Remembering Rabbi Ozer Glickman
We were devastated to learn about the sudden death of Rabbi Ozer Glickman of Teaneck on March 19.
By “we” I mean I, but I also mean the local Jewish community, the Yeshiva University community of which he was a vital part, and much of the rest of the wider Jewish community, because everyone knew him. I suspect that it’s also true of the business community where he worked, because he was that kind of man.
It seems odd to use the past tense about Tony Glickman, because he was a person of such force, charisma, and life that the thought that his heart — and of all organs, this extraordinarily big-hearted man’s heart — had betrayed him seems impossible.

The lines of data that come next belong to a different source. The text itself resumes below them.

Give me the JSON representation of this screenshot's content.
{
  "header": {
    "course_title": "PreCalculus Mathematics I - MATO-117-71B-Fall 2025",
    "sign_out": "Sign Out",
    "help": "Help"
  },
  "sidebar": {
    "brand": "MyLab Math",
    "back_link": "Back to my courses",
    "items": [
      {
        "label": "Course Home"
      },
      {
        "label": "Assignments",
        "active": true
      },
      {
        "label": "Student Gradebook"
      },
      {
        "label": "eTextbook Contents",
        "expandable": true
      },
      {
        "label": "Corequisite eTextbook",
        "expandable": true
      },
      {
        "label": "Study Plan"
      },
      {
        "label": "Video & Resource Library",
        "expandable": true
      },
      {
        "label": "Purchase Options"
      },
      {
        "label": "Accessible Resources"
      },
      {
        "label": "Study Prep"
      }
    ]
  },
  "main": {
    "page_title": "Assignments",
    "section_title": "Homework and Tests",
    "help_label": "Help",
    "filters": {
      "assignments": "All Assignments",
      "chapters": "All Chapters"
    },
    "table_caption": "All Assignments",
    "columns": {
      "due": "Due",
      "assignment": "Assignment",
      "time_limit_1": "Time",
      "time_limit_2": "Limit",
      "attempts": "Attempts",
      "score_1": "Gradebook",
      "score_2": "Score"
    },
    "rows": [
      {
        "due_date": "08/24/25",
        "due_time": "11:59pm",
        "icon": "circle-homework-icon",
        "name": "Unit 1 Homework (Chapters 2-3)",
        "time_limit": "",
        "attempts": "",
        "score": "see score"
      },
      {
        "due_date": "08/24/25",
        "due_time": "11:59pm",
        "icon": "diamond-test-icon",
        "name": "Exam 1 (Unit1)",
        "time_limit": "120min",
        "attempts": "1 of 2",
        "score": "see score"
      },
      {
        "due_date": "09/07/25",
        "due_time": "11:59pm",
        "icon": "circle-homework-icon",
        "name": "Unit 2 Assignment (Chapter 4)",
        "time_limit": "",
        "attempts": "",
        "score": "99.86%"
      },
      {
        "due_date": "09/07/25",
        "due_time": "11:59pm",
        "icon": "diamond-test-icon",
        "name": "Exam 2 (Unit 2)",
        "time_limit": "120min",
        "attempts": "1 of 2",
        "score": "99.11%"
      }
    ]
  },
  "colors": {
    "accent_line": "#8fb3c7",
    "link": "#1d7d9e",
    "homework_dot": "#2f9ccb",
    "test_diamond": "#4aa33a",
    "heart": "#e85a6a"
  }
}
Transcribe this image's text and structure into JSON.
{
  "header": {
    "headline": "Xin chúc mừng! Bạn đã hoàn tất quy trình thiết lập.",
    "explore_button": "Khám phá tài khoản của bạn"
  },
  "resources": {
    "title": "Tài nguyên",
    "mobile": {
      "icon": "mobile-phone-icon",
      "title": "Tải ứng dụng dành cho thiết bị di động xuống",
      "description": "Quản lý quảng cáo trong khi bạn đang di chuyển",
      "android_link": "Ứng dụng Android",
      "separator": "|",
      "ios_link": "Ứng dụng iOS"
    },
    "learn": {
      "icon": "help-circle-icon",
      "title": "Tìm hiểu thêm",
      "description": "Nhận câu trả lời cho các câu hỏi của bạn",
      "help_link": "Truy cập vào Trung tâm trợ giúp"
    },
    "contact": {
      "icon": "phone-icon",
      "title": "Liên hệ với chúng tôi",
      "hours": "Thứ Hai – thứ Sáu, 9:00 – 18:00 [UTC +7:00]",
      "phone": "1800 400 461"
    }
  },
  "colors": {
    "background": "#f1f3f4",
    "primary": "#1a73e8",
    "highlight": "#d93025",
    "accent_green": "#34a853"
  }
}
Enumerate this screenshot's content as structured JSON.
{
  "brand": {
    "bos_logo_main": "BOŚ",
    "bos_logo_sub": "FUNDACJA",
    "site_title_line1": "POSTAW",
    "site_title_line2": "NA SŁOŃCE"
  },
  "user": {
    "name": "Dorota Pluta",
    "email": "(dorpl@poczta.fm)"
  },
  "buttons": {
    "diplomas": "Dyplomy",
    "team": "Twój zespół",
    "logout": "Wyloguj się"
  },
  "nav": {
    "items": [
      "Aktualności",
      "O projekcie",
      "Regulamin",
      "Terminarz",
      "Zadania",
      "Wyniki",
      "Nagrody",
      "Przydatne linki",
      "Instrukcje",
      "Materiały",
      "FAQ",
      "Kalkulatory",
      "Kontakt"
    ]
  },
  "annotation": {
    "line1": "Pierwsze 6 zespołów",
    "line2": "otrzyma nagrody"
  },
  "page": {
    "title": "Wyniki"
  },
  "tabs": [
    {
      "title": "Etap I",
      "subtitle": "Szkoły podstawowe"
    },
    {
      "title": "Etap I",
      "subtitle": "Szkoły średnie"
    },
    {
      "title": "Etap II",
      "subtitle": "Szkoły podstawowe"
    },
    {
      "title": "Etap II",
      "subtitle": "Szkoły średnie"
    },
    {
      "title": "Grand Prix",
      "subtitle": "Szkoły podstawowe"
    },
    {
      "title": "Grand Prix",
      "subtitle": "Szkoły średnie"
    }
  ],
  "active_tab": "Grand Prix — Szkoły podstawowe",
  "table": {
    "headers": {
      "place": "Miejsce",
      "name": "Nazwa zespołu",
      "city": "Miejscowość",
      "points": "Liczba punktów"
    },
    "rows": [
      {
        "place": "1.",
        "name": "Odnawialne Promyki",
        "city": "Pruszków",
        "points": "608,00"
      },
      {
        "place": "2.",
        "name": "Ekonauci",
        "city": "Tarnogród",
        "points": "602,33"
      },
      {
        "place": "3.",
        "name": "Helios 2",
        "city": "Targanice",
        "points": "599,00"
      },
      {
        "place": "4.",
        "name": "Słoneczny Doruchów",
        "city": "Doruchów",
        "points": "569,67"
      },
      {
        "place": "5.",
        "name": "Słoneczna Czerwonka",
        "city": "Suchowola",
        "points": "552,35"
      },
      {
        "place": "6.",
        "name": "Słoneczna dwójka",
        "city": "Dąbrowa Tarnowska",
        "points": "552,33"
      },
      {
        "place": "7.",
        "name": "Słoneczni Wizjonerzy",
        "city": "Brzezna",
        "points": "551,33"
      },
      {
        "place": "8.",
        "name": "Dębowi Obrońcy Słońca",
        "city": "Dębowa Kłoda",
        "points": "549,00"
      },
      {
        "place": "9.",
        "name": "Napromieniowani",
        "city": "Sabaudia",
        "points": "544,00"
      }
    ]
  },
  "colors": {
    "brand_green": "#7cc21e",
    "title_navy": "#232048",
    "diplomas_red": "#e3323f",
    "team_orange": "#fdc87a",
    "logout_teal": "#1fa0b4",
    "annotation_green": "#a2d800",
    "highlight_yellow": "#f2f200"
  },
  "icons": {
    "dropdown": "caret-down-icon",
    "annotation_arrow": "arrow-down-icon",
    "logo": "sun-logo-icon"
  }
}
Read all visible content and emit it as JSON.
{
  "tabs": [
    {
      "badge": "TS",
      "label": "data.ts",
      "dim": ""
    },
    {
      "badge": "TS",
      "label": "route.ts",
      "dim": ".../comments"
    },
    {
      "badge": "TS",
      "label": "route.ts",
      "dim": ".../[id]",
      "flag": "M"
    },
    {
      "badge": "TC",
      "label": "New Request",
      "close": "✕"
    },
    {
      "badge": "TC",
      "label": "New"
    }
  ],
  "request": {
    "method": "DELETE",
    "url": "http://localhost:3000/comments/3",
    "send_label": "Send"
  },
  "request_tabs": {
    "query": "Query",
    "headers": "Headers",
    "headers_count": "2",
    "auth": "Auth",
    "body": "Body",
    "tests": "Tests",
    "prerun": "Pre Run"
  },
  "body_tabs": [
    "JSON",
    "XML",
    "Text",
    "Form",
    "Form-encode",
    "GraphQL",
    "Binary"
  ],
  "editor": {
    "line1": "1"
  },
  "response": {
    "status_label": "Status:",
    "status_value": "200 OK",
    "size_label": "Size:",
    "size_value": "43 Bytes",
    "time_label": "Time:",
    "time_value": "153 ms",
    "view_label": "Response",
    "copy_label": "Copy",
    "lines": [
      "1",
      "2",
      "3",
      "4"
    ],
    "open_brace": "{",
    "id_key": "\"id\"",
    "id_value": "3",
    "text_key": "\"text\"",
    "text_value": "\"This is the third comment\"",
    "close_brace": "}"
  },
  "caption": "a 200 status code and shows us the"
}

Rabbi Glickman, who was only 67 when he died, was one of those people who did so much, thought so much, taught so much, knew so many people and cared so much about all of them, that is hard to imagine the world without him. He will leave a huge, Ozer Glickman-sized hole in the world. But on the other hand, his presence was so palpable that it is likely that it will linger.
Rabbi Glickman lived in many worlds, occupying each of them like a native. Although he did not grow up Orthodox but chose Orthodoxy for himself, he was so at home there that one of his most overwhelming pleasures was to teach Jewish thought to rabbinical students. He was a tremendously successful businessman, and both spoke and taught business. He was widely read, and could quote poetry almost as a Victorian, taught to memorize as we no longer are taught to do, could. He was a gifted natural musician, who supported himself at one point, early in his adult life, through music. He also was the son of a Frenchwoman, who taught him French and read him Saint-Exupéry’s “Little Prince,” in French, when he was a child.
How are all those things possible? How could any one person do all those things — and many many more? We have no idea. It is tiring just to think about being able to do all those things, much less actually doing them. But he did them.
He also was a husband and a father; he loved his wife, Ilana, their six children, and their growing brood of grandchildren with a surpassing love; he talked about them with pride.
He befriended people, offering a complex mixture of compassion, interest, warmth, kindness, and intellectual challenge; people who were lucky enough to be offered that gift will be able to hold onto it. And he reached outside his own world to make those connections; the Jewish world is small, and he could unearth existing relationships and forge new ones.
He was diplomatic but honest in his assessment of the world around him, and had begun to speak out increasingly about what he saw around him. While not allowing himself to be as enmeshed in the daily outrages emanating from Washington as many others of us, still he saw them, and was gearing up to be more and more public in his responses to them. When we lost him, we lost a voice that we could have used. Instead of a voice, there now is a void.